Electron Paramagnetic Resonance is a powerful technique for studying the local environment near a paramagnetic species. When coupled with the ability to introduce stable paramagnetic labels in a variety of biological systems, EPR becomes an important tool to unravel questions of structure and dynamics in biological systems. Because these paramagnetic species are introduced site specifically, EPR offers unusual spatial precision to address specific questions that evade other techniques. As with other kinds of magnetic resonance, EPR becomes more powerful at higher magnetic fields. However, in EPR expansion to high fields has been slowed by technical challenges of working at hundreds of GHz. This work expands the capabilities of high-field EPR through dual approaches. The first approach is to develop new methods for biological studies exclusive to high magnetic fields.

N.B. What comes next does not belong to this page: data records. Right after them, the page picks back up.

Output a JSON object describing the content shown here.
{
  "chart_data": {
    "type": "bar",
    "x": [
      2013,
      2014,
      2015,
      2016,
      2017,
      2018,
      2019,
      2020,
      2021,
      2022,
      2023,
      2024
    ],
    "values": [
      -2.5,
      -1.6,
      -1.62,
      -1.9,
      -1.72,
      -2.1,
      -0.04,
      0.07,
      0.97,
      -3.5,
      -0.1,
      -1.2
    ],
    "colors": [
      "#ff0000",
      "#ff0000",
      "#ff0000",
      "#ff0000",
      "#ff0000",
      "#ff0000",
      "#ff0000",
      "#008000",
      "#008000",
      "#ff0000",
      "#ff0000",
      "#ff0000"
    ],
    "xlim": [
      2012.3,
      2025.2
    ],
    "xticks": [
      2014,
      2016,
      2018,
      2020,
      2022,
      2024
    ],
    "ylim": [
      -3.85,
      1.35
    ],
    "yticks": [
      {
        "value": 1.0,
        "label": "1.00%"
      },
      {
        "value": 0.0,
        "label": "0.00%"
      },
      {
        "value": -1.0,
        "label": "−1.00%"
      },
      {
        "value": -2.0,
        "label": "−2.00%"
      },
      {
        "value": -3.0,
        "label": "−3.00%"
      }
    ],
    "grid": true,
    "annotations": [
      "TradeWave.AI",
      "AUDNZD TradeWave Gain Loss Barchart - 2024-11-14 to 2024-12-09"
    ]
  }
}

For instance, a distance measurement technique is developed based on the temperature dependence of electron-spin phase memory times at high fields. Further, \Gd is demonstrated as a spin-label exceptionally well-suited for use at high magnetic fields. In particular, cw EPR with \Gd allows measurements of interspin distances up to 4 nm under less severe conditions than are typically necessary for pulsed EPR distance measurements. Additionally, pulsed EPR distance measurements with Gd3+ are used to elucidate the oligomeric structure of a membrane protein. The results strengthen the case for Gd3+ as a particularly useful probe for targeting complex, oligomeric systems, which tend to be difficult to study in other ways. The second approach is to eliminate the power restrictions of high-field, pulsed EPR through the use of UCSB's Free Electron Lasers as a radiation source to enable the highest power, pulsed EPR at frequencies over 100 GHz.

The ability to manipulate and measure spins 50-100x faster than with other sources is introduced and the technical approach described. The intrinsic phase instability of the FEL source can then be eliminated through a post-processing routine, which recovers the capability for phase cycling using the FEL. As phase cycling can be used to dramatically reduce artifacts, and is a common technique in both EPR and NMR, this greatly expands the detection capabilities of the spectrometer. Together these approaches have allowed new capabilities for studying biological systems, particularly the ability to measure more complex systems, and closer to physiological conditions than otherwise possible. Beyond this, it is hoped these developments continue to spur efforts to realize mature, high-field EPR techniques and technology.